Determination of APOB concentrations in blood-free FF samples, obtained from 61 female patients

A total of 61 female patients between 24 and 42 years of age (mean ± SD: 33.6 ± 4.8 years) and with a BMI between 16 and 35 kg/m² (mean ± SD: 22.5 ± 3.8 kg/m²) were included in our prospective study. Among these patients, 16 were overweight or obese (BMI >25 kg/m²), whereas 3 were underweight (BMI < 18.5 kg/m^2). These women underwent controlled ovarian stimulation (COS) followed by either IVF (n = 34) or ICSI (n = 27) procedure at the Assisted Reproduction Technology Department of the Dijon hospital (CHU de Dijon, France). Exclusion criteria included polycystic ovary syndrome or lipid metabolic disorders [21]. On average, the delay in conception was 3.6 ± 1.8 years. Forty three couples had primary infertility (70.5 %) and 18 couples secondary infertility (29.5 %). Fifty five couples were enrolled in IVF/ICSI procedure for the first or second time. Female infertility, sperm abnormalities, mixed and unexplained infertility were diagnosed in 49.2 %, 37.7 %, 8.2 %, and 4.9 % of the cases, respectively. Based on anti-müllerian hormone (AMH) and antral follicular count (AFC), all women had a normal ovarian reserve. The patients' clinical characteristics are summarized in Additional file 1: Table S1. Informed consents were obtained from all patients for the use of FF samples on the day of oocyte retrieval.

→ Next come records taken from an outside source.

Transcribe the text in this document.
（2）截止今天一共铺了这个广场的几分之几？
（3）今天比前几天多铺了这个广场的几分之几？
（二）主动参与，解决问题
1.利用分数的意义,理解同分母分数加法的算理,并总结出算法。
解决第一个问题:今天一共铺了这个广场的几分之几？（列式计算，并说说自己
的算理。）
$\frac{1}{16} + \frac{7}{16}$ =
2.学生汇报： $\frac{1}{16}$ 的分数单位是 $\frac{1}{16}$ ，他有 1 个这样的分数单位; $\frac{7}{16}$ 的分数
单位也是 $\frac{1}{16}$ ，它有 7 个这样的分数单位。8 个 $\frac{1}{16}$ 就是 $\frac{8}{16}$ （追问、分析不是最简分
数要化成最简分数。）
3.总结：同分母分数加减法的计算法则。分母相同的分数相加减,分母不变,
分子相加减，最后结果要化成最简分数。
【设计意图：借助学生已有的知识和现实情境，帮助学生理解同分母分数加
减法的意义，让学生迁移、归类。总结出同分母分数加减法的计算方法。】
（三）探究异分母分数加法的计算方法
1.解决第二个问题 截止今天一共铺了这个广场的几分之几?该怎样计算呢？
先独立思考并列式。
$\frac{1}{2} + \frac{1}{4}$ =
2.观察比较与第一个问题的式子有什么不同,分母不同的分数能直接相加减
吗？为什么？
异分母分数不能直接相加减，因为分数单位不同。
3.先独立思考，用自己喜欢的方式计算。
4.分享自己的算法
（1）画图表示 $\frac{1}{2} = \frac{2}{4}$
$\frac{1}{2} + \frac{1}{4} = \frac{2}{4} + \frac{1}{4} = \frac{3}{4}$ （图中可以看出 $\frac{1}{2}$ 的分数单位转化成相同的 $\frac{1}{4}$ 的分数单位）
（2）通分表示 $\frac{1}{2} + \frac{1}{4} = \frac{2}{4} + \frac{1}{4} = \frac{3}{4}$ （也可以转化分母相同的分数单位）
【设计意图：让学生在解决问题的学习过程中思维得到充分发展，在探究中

Sixty one patients underwent an agonist GnRH protocol including ovarian stimulation with recombinant FSH (r-FSH) (Puregon, Schering Plough, Courbevoie, France or Gonalf, Merck Serono, Lyon, France). Ovarian stimulation response was monitored by both, serum estradiol concentration and transvaginal ultrasound assessment of follicular and endometrial growth.

Ovulation was induced with 6500 UI of recombinant hCG (Ovitrelle, Merck Serono, Lyon, France) when at least three follicles had reached 17 mm or more in diameter. Cumulus oocyte complexes (COC) were retrieved by transvaginal ultrasound-guided aspiration, 36 h after ovulation triggering, rinsed twice and isolated for conventional IVF or ICSI protocol. In ICSI procedure, after denudation, oocyte maturity was assessed and mature oocytes were micro-injected. Oocytes were individually maintained in 30 μl microdrops of culture medium (Global Medium, LifeGlobal, USA) under oil at 37 °C in 6 % CO₂ and 5 % O₂. Normal fertilization was checked between 16 and 18 h after insemination or microinjection by the presence of two pronuclei (2PN) and the two polar bodies. Early cleavage (EC) was evaluated 25 or 27 h after microinjection (ICSI) or insemination (IVF), respectively. Two days after oocyte retrieval, embryo quality was scored according to morphological criteria: (i) cleavage stage, (ii) number and size of blastomeres, and (iii) degree of fragmentation. An embryo was considered as a top quality embryo if there were 4 to 5 blastomeres on day 2, less than 20 % of fragments, and no multinucleation [22]. On day 2, the embryo(s) (standard-of-care in the centre) was (were) transferred under transabdominal ultrasound guidance.

For the 61 patients, at the day of oocyte retrieval, all the follicles visualized by ultrasound were aspirated individually without flushing. Only blood-free FF samples (n = 201) were collected and centrifuged at 3000 g for 15 min. The supernatants were removed and stored at –80 °C for APOB quantification. APOB concentration in each FF sample was quantified using the Human APOB ELISA^prokit (no. 3715-1HP-2 Mabtech AB, Sophia Antipolis, France). Inter and intra-assay variation coefficients were 10.0 % (CV) and 2.0 % (CV), respectively.

Quartiles (Q) of APOB concentrations (ng/ml) measured in the FF (n = 201) samples of the 61 patients were defined as followed:

Q1: APOB <112 ng/ml

Q2: 112 <APOB<230 ng/ml

Q3: 230 <APOB<330 ng/ml

Q4: APOB>330 ng/ml

The patients’ characteristics in each defined quartile are presented in Additional file 2: Table S2.

See statistical analysis section for further information.